|'Consistently successful, even if it rarely offers a great deal that dedicated Daft Punk fans won't already know'.|
For anyone who doesn't know a great deal about the music and career of Daft Punk, the French electronic music duo consisting of Thomas Bangalter and Guy-Manuel de Homem-Christo, Daft Punk Unchained will undoubtedly prove a consistently informative and entertaining documentary. However, if you're an educated long-time fan of the pair's work, then director Hervé Martin-Delpierre's film is likely to leave you yearning for something more.

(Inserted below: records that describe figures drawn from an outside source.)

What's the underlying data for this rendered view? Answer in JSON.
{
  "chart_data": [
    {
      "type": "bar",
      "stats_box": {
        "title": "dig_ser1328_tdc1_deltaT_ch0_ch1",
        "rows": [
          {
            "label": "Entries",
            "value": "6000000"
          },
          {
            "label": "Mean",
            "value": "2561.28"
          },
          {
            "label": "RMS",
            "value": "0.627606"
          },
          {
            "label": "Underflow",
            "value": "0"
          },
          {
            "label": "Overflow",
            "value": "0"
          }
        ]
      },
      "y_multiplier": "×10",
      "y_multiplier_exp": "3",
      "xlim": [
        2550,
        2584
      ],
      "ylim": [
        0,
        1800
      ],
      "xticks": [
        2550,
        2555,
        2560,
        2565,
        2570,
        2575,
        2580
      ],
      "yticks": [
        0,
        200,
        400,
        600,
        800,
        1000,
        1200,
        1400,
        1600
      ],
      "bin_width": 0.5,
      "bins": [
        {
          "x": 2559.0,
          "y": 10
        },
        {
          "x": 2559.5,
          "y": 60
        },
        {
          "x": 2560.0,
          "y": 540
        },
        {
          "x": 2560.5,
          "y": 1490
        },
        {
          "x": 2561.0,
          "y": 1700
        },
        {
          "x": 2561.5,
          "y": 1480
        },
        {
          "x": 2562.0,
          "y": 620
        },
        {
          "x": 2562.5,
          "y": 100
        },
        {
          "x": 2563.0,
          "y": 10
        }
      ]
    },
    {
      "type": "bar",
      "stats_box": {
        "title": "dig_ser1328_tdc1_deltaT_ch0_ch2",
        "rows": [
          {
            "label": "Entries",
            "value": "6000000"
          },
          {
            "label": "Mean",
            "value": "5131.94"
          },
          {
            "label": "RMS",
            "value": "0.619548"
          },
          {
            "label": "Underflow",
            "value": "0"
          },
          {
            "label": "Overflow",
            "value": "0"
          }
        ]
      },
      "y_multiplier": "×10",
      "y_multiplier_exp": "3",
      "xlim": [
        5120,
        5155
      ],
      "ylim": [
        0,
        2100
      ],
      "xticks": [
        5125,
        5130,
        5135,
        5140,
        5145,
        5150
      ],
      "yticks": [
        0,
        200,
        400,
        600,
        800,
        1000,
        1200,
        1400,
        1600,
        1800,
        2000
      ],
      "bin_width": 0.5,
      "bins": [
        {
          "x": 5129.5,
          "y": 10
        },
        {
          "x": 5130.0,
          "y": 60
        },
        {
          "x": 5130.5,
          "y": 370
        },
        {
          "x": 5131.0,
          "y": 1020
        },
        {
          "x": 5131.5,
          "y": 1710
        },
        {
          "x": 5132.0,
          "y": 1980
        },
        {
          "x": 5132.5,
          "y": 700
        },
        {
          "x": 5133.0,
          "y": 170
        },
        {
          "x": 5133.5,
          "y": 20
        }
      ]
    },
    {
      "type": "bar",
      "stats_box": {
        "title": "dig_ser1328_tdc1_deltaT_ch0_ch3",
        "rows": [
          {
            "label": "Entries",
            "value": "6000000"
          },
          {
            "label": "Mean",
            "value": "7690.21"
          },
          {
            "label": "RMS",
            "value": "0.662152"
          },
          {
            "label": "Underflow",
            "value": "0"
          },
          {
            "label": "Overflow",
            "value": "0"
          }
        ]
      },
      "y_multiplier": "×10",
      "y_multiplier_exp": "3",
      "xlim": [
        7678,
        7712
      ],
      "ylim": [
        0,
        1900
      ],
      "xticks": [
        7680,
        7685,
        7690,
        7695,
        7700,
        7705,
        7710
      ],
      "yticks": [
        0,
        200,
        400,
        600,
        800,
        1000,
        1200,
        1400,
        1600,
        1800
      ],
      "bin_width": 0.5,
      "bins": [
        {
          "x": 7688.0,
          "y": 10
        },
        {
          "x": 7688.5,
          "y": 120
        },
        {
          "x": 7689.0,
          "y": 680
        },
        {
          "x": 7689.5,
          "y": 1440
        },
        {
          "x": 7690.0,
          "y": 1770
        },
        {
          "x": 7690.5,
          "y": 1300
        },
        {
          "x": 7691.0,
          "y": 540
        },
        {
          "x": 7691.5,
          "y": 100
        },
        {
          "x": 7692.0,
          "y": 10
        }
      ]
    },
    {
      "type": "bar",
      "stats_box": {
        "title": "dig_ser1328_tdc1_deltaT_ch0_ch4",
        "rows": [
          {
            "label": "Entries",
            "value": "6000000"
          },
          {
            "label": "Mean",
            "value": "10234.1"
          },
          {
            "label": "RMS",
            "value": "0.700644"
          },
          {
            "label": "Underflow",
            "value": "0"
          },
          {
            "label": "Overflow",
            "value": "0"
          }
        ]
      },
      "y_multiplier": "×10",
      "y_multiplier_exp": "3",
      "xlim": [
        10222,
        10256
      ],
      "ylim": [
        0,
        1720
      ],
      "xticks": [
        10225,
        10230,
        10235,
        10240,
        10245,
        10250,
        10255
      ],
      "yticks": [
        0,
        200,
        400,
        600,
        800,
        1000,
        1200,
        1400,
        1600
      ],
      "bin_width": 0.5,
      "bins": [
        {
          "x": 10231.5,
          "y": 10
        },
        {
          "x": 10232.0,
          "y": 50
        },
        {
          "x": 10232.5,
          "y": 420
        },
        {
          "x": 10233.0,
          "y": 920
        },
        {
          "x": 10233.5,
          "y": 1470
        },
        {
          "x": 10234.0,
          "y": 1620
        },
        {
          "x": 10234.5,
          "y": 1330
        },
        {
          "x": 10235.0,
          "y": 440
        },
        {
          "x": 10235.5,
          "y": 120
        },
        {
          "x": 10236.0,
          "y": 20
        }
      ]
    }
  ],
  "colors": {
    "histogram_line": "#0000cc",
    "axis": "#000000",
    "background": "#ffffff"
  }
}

Martin-Delpierre's approach to documenting Daft Punk's career is conventional, mixing talking heads with archive material and clips from music videos, feature films and TV appearances. With a running time of only sixty minutes, Daft Punk Unchained at times feels a bit too whistle-stop to truly satisfy. Whilst some areas of the duo's career are covered in pleasing detail, the director breezes through others which feel as though they would have benefited a great deal from both more time and closer scrutiny. The recording and release of Daft Punk's third album, Human After All, for example, is given much shorter shrift than its two more critically acclaimed predecessors, Martin-Delpierre missing a golden opportunity to explore the reasons behind the album's comparatively rapid production time and Bangalter and de Homem-Christo's refusal to promote the finished product.

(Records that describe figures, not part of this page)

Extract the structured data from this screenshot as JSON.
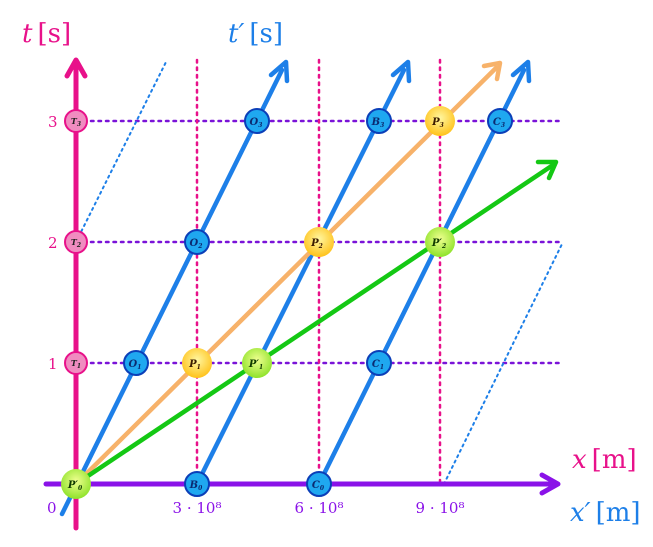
{
  "axes": {
    "t": {
      "var": "t",
      "unit": "[s]"
    },
    "t_prime": {
      "var": "t′",
      "unit": "[s]"
    },
    "x": {
      "var": "x",
      "unit": "[m]"
    },
    "x_prime": {
      "var": "x′",
      "unit": "[m]"
    }
  },
  "ticks": {
    "t": [
      "1",
      "2",
      "3"
    ],
    "x": [
      "0",
      "3 · 10⁸",
      "6 · 10⁸",
      "9 · 10⁸"
    ]
  },
  "colors": {
    "t_axis": "#e8118a",
    "x_axis": "#8a12e8",
    "primed": "#1d7fe8",
    "grid_t": "#7a13d8",
    "grid_x": "#e8118a",
    "worldline_orange": "#f7b26a",
    "worldline_green": "#14c814",
    "node_blue": "#1fa8f0",
    "node_pink": "#f08cc0",
    "node_yellow": "#ffd21e",
    "node_green": "#9be82e"
  },
  "nodes": {
    "T1": {
      "main": "T",
      "sub": "1"
    },
    "T2": {
      "main": "T",
      "sub": "2"
    },
    "T3": {
      "main": "T",
      "sub": "3"
    },
    "O1": {
      "main": "O",
      "sub": "1"
    },
    "O2": {
      "main": "O",
      "sub": "2"
    },
    "O3": {
      "main": "O",
      "sub": "3"
    },
    "B0": {
      "main": "B",
      "sub": "0"
    },
    "B3": {
      "main": "B",
      "sub": "3"
    },
    "C0": {
      "main": "C",
      "sub": "0"
    },
    "C1": {
      "main": "C",
      "sub": "1"
    },
    "C3": {
      "main": "C",
      "sub": "3"
    },
    "P1": {
      "main": "P",
      "sub": "1"
    },
    "P2": {
      "main": "P",
      "sub": "2"
    },
    "P3": {
      "main": "P",
      "sub": "3"
    },
    "P0p": {
      "main": "P′",
      "sub": "0"
    },
    "P1p": {
      "main": "P′",
      "sub": "1"
    },
    "P2p": {
      "main": "P′",
      "sub": "2"
    }
  }
}
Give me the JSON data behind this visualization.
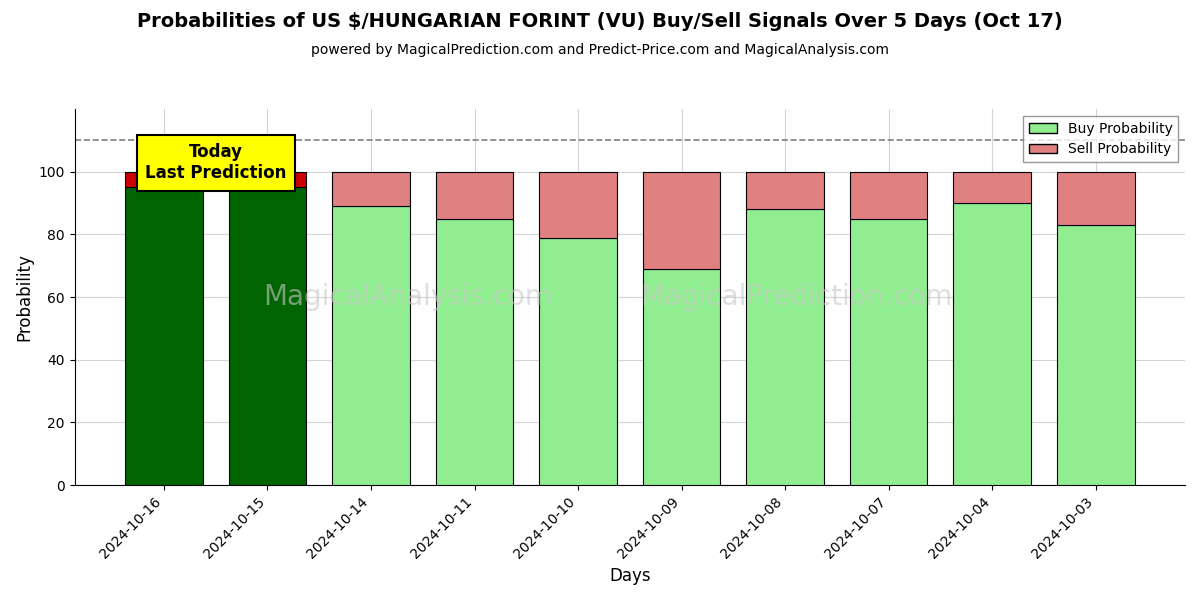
{
  "title": "Probabilities of US $/HUNGARIAN FORINT (VU) Buy/Sell Signals Over 5 Days (Oct 17)",
  "subtitle": "powered by MagicalPrediction.com and Predict-Price.com and MagicalAnalysis.com",
  "xlabel": "Days",
  "ylabel": "Probability",
  "dates": [
    "2024-10-16",
    "2024-10-15",
    "2024-10-14",
    "2024-10-11",
    "2024-10-10",
    "2024-10-09",
    "2024-10-08",
    "2024-10-07",
    "2024-10-04",
    "2024-10-03"
  ],
  "buy_probs": [
    95,
    95,
    89,
    85,
    79,
    69,
    88,
    85,
    90,
    83
  ],
  "sell_probs": [
    5,
    5,
    11,
    15,
    21,
    31,
    12,
    15,
    10,
    17
  ],
  "today_bar_buy_color": "#006400",
  "today_bar_sell_color": "#cc0000",
  "regular_buy_color": "#90EE90",
  "regular_sell_color": "#E08080",
  "today_annotation": "Today\nLast Prediction",
  "today_annotation_bg": "#FFFF00",
  "dashed_line_y": 110,
  "ylim": [
    0,
    120
  ],
  "yticks": [
    0,
    20,
    40,
    60,
    80,
    100
  ],
  "legend_buy_label": "Buy Probability",
  "legend_sell_label": "Sell Probability",
  "watermark_texts": [
    "MagicalAnalysis.com",
    "MagicalPrediction.com"
  ],
  "figsize": [
    12,
    6
  ],
  "dpi": 100
}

In the areas where Martin-Delpierre does go into more detail, Daft Punk Unchained is consistently successful, even if it rarely offers a great deal that dedicated Daft Punk fans won't already know. Aside from a short segment featuring Kanye West - which has an insincere feel not apparent elsewhere, as if the rapper agreed to take part entirely for self-promotional purposes - everything here feels worthy of inclusion. The contributors are both varied and credible, with recognisable and respected names such as Pete Tong, Michel Gondry and Nile Rogers helping Martin-Delpierre to paint a pleasing portrait of the duo. Daft Punk Unchained's most vibrant and engaging segment is a tie between coverage of Daft Punk's performance at Coachella festival in 2006 and their success at the 2014 Grammys, the latter concluding the film on an emotional high whilst the former is simply dazzling.
Perhaps most damaging to Daft Punk Unchained is the absence of any fresh contributions from Daft Punk themselves. Bangalter and de Homem-Christo's voices are regularly heard in radio interviews from over the years, but it's no substitute for what a sit-down interview with the duo would have added to Martin-Delpierre's film. It's somewhat ironic that, in a film which spends a considerable amount of time discussing Daft Punk's notorious aversion to publicity, the most significant stumbling block the director fails to overcome is securing any direct input from his subjects himself.
Daft Punk Unchained is available to watch free on BBC iPlayer until Sunday 20th March 2016.